We delivered our report to AFM President Ray Hair and consequences began to flow almost immediately. In two cases, the AFM came to quick settlements with Disney and other companies that included brand new signatories for our TV Film Agreement—the first new full signatories in memory. This lays the groundwork for more AFM at-standard employment for years to come. In other cases, shows have agreed to begin filing union contracts. Litigation is likely in some cases, as well.
One important strategic goal is to develop and train rank-and-file musician researchers. These members have the expertise and ability to jump into research projects and assist our union in contract compliance issues as well as basic campaign research.
All of this is in pursuit of our larger goals of economic fairness and sustainability for musicians. Another goal we share is equally basic to who we are: diversity and inclusion in our workplaces.
Just last year, we successfully concluded negotiations for the AFM Live TV/Videotape contract, which covers a workforce of musicians appearing onscreen on late night, variety, and awards shows who are majority minority. Issues of economic and racial justice were central to those contract talks.
The next major collective bargaining on our horizon is for the AFM Motion Picture and TV Film contracts, which cover films, TV shows, and streaming content. These negotiations are between our AFM and the AMPTP, the multi-employer group of the major film and TV studios. The makeup of the workforce in this field is unique, so we have different challenges to meet.
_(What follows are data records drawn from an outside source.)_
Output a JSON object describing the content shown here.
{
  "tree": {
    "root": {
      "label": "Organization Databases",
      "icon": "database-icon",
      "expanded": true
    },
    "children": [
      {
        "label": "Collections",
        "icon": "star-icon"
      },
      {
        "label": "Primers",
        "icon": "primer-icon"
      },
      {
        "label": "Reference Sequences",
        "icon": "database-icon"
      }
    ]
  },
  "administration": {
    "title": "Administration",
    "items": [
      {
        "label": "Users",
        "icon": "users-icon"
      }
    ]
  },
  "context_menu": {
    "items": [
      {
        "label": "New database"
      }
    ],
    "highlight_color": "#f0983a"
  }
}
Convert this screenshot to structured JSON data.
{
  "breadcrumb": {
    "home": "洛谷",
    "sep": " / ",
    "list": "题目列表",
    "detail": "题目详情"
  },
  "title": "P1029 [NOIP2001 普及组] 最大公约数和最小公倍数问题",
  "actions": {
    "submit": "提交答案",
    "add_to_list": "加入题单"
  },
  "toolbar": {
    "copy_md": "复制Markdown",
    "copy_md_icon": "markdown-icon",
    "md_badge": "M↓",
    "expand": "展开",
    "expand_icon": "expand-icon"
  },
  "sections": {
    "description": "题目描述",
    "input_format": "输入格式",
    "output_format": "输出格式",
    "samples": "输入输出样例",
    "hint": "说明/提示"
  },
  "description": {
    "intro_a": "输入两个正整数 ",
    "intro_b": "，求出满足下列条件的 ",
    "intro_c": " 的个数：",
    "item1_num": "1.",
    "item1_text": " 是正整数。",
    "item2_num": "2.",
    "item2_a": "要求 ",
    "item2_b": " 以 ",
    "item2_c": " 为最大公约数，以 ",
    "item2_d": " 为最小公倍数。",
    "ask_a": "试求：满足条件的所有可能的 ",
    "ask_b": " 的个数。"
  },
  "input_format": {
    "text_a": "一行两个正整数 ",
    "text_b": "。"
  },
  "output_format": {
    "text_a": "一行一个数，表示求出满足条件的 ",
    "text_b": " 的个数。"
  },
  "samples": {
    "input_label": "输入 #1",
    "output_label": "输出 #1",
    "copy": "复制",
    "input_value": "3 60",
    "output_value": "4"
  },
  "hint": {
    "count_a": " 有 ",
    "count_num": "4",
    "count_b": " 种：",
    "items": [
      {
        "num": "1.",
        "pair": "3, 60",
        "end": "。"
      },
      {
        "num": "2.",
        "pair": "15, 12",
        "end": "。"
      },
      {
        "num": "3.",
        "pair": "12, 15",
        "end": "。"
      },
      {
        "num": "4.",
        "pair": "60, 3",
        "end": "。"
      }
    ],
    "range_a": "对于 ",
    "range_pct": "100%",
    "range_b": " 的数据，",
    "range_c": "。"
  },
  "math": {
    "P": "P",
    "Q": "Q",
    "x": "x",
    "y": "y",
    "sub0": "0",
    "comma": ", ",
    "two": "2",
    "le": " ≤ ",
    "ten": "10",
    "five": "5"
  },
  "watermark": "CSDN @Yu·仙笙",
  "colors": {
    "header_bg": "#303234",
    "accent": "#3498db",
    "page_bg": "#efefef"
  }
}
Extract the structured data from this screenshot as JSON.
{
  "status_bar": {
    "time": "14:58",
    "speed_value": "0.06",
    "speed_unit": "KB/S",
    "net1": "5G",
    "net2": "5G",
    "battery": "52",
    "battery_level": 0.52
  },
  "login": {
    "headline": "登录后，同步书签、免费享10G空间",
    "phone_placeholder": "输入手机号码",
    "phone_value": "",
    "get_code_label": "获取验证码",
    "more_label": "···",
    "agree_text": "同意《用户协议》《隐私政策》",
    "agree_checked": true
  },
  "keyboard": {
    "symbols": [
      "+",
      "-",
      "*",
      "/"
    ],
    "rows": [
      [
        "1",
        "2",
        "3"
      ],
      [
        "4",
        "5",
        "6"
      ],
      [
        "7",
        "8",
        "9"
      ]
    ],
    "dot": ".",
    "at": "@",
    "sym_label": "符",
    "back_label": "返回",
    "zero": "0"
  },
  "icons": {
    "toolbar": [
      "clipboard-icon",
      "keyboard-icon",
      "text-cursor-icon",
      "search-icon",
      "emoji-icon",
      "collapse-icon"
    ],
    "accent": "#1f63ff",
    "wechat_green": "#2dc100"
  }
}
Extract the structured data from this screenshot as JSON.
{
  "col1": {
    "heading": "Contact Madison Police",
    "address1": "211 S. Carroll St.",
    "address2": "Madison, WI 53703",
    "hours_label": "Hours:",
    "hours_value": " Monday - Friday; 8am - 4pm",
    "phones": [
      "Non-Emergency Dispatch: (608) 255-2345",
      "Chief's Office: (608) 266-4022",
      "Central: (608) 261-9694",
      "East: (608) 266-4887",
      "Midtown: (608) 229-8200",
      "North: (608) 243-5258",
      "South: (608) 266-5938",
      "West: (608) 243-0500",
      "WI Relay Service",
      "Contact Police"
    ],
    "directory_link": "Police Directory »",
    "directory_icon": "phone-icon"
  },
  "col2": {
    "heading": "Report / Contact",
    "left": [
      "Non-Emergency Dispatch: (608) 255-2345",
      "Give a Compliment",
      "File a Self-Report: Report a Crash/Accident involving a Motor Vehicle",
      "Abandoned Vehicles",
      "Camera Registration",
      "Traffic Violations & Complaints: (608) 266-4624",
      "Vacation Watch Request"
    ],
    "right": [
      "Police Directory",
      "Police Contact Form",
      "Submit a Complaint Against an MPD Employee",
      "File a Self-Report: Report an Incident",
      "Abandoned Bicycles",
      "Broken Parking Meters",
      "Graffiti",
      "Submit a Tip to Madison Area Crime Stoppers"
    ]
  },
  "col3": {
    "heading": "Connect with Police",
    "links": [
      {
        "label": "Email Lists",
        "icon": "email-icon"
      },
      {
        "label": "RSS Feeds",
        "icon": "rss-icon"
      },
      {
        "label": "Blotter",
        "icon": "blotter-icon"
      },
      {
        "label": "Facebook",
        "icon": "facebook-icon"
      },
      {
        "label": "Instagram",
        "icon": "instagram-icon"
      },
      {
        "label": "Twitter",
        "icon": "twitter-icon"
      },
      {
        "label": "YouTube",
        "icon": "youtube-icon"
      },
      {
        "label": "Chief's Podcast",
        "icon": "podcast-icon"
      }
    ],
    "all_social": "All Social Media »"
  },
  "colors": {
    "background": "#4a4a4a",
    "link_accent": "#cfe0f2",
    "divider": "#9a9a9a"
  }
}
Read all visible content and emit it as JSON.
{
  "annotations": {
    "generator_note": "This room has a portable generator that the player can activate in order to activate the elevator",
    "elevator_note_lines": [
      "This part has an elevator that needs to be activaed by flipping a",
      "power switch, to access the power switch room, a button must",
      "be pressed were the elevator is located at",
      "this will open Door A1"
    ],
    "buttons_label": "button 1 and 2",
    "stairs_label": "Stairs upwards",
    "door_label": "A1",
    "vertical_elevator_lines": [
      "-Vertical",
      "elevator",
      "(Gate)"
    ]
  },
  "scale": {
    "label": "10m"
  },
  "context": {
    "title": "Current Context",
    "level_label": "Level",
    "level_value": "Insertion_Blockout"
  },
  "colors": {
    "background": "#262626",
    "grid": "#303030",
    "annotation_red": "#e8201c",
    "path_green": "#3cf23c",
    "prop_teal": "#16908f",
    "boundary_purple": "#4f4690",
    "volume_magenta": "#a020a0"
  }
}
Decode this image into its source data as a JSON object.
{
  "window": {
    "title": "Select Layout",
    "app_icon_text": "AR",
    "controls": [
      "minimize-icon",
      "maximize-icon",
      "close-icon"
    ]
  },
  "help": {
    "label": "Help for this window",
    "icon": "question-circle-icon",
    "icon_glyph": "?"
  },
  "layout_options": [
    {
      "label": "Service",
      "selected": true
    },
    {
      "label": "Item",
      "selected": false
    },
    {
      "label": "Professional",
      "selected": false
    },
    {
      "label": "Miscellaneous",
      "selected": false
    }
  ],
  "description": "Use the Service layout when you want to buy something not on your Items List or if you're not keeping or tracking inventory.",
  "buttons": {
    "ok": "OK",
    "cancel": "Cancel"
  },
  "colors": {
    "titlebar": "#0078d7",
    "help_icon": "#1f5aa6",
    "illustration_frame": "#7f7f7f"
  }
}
Our AFM symphonic player conferences—ICSOM, ROPA, and OCSM—have shown great leadership in approaching diversity and inclusion in the orchestral world. Our context is different. Recording musicians are generally freelancers, employed by for-profit corporations, with different employers every day, at different venues, with different groups or orchestras, contractors, composers, without any security or promise of future work. But every musician working for this industry deserves full standard union coverage.
We are building a discussion group of diverse musicians working under film/TV contracts to help devise an approach with these companies. We welcome participation from musicians who work in this area; if you are interested in joining this discussion, please email me at marcsazer @gmail.com.
From contract compliance to research, to negotiations, we have to work as a team. It can’t be said often enough—we are stronger together!